Analysis of HFE impact of COVID-19 on OHS in construction enterprises

Heliyon. 2024 Dec 16;11(1):e41275. doi: 10.1016/j.heliyon.2024.e41275. eCollection 2025 Jan 15.

Abstract

Human factors are critical to Occupational Health and Safety (OHS) in construction enterprises. However, comprehensive industry-wide recognition remains challenging, underscoring the need for Human Factors Engineering (HFE) research. This study develops an optimized HFE evaluation model based on fundamental HFE principles. Examining COVID-19's significant impact on construction enterprise OHS, this research employs an empirical investigation of 259 cases, utilizing a model that integrates NetLogo's System Dynamics (SD) and Multiple Linear Regression (MLR) to analyze the interactions between human factors and other variables. The findings reveal four key factors influencing human factors: management, material, environmental, and methodological. These factors demonstrate a quadratic parabolic relationship, with peak influence occurring at step 36 of the research period.
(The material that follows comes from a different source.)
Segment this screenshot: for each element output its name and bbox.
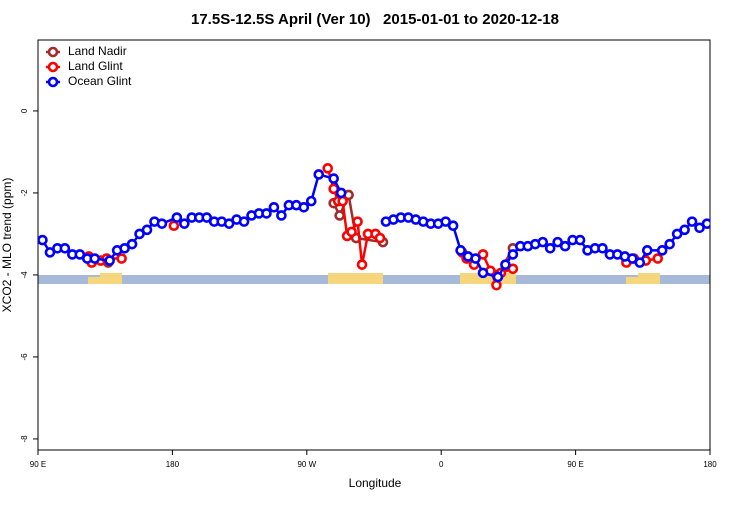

Twelve of the 20 survey factors exhibit a linear regression relationship with human factors' four sub-factors, with pre-job training (Q9) demonstrating multiple influential interactions. The strongest correlation is between pre-job training (Q9) and living materials (Q14), with a weight coefficient of .325. Psychological counseling (Q8) and living materials (Q14) show a close relationship (weight coefficient .301). Notably, Q9 and empirical prevention materials (Q11) display a negative correlation with a weight coefficient of -.156. This study's practical significance lies in enabling enterprises to identify key HFE control factors and understand critical sub-factors for mitigating COVID-19's adverse impacts.

Keywords: COVID-19; Human factors engineering (HFE); Multiple linear regression (MLR); NetLogo; Occupational health and safety (OHS); System dynamics (SD).